Furthermore, you cannot time the market and missing just a few days can have dramatic impacts on your returns. So your best bet is simply take a buy and hold approach and to stay invested over the long term.
#2: Focusing Too Narrowly
Common investing mistake #2 is along the lines of the first point. Many times people will be chasing returns and simply invest in one asset class (tech stocks in 2000, housing up until 2007, or gold more recently) to make their money.
But nothing rises in price forever and you will not know when the top has occurred. You can only tell in hindsight and that doesn’t help you out now. Spread your money by diversifying and take advantage of the reduced risk it offers.
History has shown that a simply portfolio made up of stocks and bonds is the best route for the majority of investors to go.

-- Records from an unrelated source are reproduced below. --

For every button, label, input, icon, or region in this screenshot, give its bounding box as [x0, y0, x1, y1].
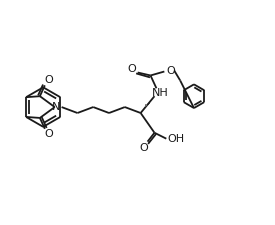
Text: NH: NH [152, 88, 169, 98]
Text: OH: OH [168, 134, 185, 144]
Text: O: O [45, 75, 53, 86]
Text: N: N [51, 102, 60, 112]
Text: O: O [45, 129, 53, 139]
Text: O: O [127, 63, 136, 74]
Text: O: O [166, 65, 175, 76]
Text: ▸: ▸ [145, 102, 148, 107]
Text: O: O [139, 143, 148, 153]
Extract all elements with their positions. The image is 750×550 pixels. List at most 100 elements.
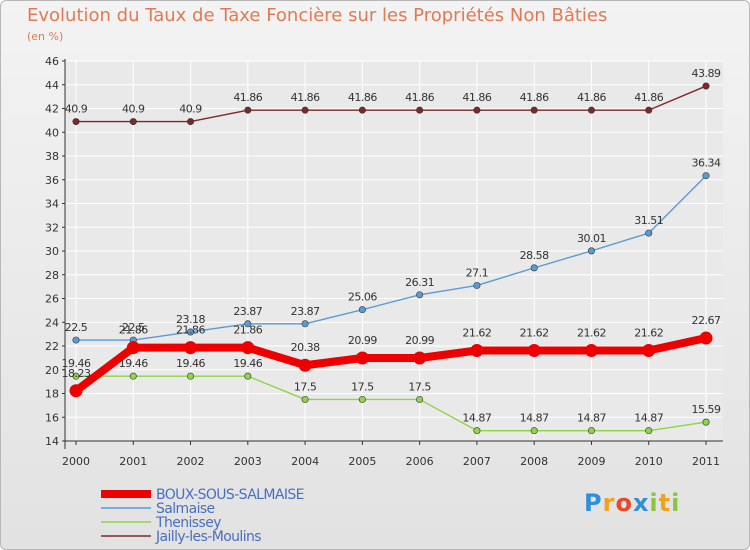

Don’t fall victim to today’s hot stock or sector. Spread your money around so that you can reduce risk and still earn the return you need.
#3: Not Focusing At All
Of course, the opposite of the above is having multiple investments with multiple advisers that gets to the point where you don’t know what you own, and a trusted advisor needing a week to figure out the discombobulated mess that is your portfolio. You don’t need to own 20 international funds, 10 bond funds, and 10 domestic equity funds. Keep it simple. Diversify but don’t go overboard.
Diversifying only works to a certain point. Chances are, those 20 international funds own most of the same companies. So while on paper you think you are very well diversified, in reality, you aren’t.
Furthermore, most investors can be fully diversified with only 3 mutual funds (Heck, some even use just one fund). Sounds crazy, but it’s the truth. I outline this strategy here as well as a few other model portfolios to look into.
Automate To Overcome These Common Investing Mistakes
One easy solution to overcome these common investing mistakes is to automate your investing. I use Betterment to invest and have turned many of my friends onto Betterment as well. They take all of the guesswork and emotion out of investing. In 10 minutes you have an account and portfolio set up. Just set up an automatic investment and Betterment takes care of the rest.
I’ve found that automating areas of my finances leads to the greatest success, so why not include investing as well? I encourage you to check out what Betterment has to offer. You won’t be disappointed.
Final Thoughts
There are many investing mistakes that investors make. Highlighted here were the three more common investing mistakes. If you make them, don’t beat yourself up over it. Correct the issue and move forward. Be happy that you realized your error and are now on track to investment success.
After all, we all make dumb investing mistakes, including me. The key is to learn from the mistake and keep growing, keep investing.
Readers, what are some common investing mistakes you make or have made?